Here are our remaining matches and plausible results:
wk 6 Boston: lose
wk 7 Arizona: win
wk 8: St Louis: lose
wk 9: Seattle: draw
wk 10: Miami: win
which would put is at 6.5-3.5, comfortably in the playoffs. 5.5 is probably enough to get into the playoffs, so I'm pretty confident we'll make it. That said, it's hard to guess which team will win the west. It could be that 6.5 or 7 will be first, as there is no dominant team. It could have been St Louis, but they are at 2.5-2.5 and have one more match without Nakamura or Shulman, which they will lose to the east-leading Nor'easters. So even if they beat down their western rivals in weeks 6-9, they'll at best tie for first. The two top teams in the west according to the standings, Arizona and Chicago, are both a bit like us: not possessed of any ridiculous lineup. So I expect both of those teams will drop another match or two, and probably finish pretty close to SF in the final standings. And in fact, I think we are a slightly better team than either of those two. So, including ties, we probably have a 30% chance to finish first in the West.

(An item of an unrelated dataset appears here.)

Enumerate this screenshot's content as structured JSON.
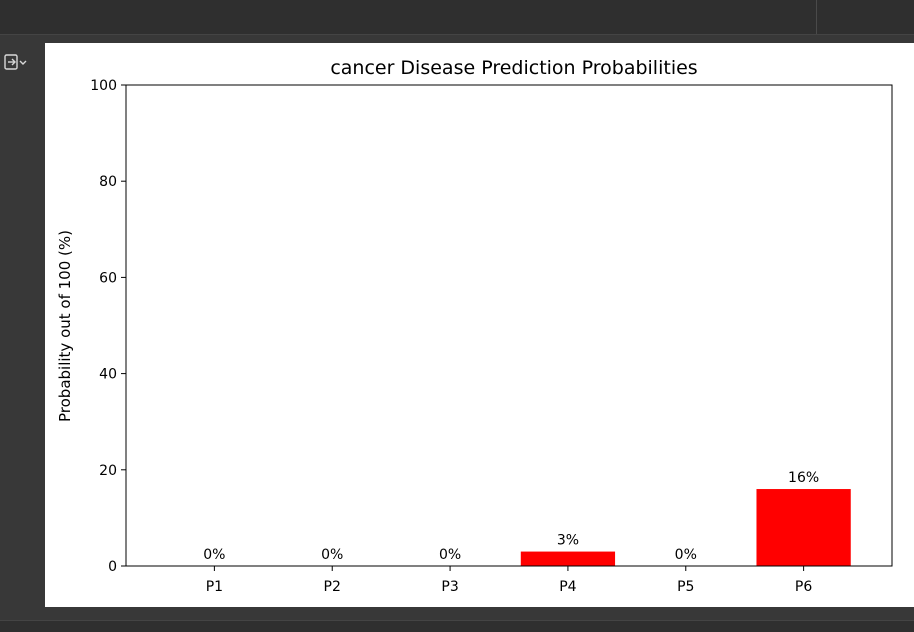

While nobody has stood out in the West, which I follow, I have not been following the East this year. The league has finally reached a number of teams, where I can't keep up with the Eastern teams! All I know is that I've seen a few lineups that are absolute insanity this year, and I think most of them were from the NY Knights. I don't see where I can check that right now, but I feel like a few times this season, I glanced over at some lineup of theirs and thought "what??? is this for real??" Somehow they are second in the East, but my instincts tell me they are the strongest team out there. And Boston's rosters look pretty much like usual, so they are probably a bit better than the top Western teams as well.
This coming week is the only week of the season where Eastern and Western teams face each other (other than the league championship). Perhaps it will give us a better sense of the balance of power between divisions. Personally, I fear gravely for SF's result this week.
PS- I think that the New York and St Louis lineups this season may be cause for the league in the off-season to re-consider the two loopholes by which a team can drastically overshoot 2400.